Do you recall my recent Report From Omaha? I reported on the Tea Party Express Bus Tour's stop in Omaha. On April 6th they will be coming to Davenport, Iowa and Rockford, Illinois and Madison, Wisconsin. Here are the details for Rockford.

Rockford, IL

Date/Time:

Tuesday, April 6th at 2:30 pm

Rally Location:
Davis Park
329 South Wyman
Rockford, IL
You can find maps at the links if you are unfamiliar with the area. Barring unforeseen events I plan to be there.

The Rockford Register Star has a story.
David Hale, coordinator of the Rockford Tea Party, said he expects about 1,000 people to show up for the Rockford rally, which begins at 1 p.m.

“This is a patriotic, musical, speaking show, really,” Hale said. “This is a movement that’s really fresh.”

A slate of conservative speakers will take to the stage. Scheduled speakers include Adam Andrzejewski, former candidate for Illinois governor; National Taxpayers United of Illinois President Jim Tobin; and Joe Walsh, a candidate for the Illinois 8th Congressional District.

The Tea Party Express bus will arrive at 2:30 p.m.

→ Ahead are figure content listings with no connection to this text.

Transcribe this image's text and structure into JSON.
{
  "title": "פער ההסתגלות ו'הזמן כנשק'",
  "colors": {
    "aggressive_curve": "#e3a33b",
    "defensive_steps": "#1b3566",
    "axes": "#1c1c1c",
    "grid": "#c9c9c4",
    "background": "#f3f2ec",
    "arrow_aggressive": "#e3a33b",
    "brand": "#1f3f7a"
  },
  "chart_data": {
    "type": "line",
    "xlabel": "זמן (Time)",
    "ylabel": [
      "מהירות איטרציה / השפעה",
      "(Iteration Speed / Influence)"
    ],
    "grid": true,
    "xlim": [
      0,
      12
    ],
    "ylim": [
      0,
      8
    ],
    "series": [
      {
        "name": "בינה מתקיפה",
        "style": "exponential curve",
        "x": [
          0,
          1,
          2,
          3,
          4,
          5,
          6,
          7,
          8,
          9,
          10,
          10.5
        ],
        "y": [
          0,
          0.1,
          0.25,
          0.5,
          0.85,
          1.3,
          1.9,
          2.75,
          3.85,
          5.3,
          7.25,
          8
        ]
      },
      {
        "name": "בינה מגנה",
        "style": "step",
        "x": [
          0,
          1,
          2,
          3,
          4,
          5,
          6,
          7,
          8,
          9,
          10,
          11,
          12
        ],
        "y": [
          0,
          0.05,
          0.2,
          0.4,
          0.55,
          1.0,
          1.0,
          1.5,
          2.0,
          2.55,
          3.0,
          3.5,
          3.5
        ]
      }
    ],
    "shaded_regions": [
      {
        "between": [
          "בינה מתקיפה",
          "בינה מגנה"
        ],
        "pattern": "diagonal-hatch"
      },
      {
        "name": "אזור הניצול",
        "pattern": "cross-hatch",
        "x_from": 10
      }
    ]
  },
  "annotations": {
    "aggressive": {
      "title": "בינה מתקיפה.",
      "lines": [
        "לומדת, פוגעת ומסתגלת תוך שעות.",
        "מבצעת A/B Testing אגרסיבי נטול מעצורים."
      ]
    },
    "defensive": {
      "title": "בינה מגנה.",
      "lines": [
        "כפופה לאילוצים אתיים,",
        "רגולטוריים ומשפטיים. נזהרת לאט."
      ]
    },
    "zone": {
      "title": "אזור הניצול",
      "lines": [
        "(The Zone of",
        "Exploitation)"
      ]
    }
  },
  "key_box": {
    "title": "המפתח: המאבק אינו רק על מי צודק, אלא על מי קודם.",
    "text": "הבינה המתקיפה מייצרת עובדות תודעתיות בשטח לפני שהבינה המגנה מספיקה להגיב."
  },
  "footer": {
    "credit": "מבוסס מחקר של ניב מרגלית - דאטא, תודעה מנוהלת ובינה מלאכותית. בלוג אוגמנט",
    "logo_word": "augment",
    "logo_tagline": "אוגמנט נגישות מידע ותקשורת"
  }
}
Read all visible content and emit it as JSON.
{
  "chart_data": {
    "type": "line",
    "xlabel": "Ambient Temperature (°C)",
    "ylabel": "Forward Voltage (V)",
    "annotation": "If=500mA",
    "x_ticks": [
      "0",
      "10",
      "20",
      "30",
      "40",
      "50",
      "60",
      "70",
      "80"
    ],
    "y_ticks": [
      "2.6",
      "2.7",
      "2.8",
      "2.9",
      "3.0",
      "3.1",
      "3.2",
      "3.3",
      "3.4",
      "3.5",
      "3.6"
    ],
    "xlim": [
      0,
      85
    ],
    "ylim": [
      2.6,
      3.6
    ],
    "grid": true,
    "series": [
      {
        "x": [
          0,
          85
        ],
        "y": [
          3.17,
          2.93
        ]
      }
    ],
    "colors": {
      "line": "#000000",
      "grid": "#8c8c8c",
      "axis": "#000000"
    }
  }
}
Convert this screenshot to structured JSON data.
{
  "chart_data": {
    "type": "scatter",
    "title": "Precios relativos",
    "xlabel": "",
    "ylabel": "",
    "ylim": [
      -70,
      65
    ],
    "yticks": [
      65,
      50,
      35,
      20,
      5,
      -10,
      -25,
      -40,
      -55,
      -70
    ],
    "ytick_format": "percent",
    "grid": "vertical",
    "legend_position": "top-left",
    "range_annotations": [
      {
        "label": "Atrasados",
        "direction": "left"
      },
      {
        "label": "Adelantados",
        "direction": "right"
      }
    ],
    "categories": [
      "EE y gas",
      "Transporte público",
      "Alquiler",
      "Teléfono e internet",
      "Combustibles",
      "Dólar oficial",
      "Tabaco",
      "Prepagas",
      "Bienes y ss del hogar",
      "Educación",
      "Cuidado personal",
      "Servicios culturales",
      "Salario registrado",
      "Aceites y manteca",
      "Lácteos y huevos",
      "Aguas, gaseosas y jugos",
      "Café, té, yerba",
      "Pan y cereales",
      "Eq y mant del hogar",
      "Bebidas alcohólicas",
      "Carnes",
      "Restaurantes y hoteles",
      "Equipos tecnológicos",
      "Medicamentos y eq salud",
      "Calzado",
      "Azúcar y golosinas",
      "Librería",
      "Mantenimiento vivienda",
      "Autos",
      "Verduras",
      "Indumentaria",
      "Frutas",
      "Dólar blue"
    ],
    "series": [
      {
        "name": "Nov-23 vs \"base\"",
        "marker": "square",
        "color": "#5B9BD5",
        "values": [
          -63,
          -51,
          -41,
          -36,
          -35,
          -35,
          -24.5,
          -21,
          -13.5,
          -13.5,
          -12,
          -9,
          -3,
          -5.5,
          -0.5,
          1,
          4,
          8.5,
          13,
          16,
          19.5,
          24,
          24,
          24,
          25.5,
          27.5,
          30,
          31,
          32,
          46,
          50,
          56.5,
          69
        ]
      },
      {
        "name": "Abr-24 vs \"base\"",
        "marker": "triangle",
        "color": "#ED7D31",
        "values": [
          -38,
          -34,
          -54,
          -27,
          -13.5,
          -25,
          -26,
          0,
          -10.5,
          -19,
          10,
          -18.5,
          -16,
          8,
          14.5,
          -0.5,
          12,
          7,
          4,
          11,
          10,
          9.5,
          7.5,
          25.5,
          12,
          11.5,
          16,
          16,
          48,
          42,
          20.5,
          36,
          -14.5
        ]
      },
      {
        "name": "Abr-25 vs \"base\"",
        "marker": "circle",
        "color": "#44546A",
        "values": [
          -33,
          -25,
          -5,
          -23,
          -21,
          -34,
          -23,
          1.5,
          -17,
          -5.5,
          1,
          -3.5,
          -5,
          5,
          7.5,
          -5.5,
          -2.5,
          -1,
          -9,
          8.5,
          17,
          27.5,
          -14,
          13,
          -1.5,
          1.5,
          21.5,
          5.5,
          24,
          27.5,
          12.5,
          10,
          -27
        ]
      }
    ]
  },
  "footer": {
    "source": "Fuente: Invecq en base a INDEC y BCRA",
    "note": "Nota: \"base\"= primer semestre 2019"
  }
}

In an e-mail to Rockford Tea Party members, Hale encouraged people to bring signs and said there could be national media coverage of the downtown Rockford rally.

“Make signs with honest and heartfelt slogans. No Obama Hitler Signs please. Please make signs. They are one of the best parts of having a Tea Party,” Hale wrote. “If you think Obama is a communist, that’s another story. I doubt anyone will get mad about that.”

Asked why he thought it necessary to suggest the kinds of signs, Hale said the key for the movement is to stay on the party’s message of limited taxes, fiscal responsibility and adherence to the U.S. Constitution.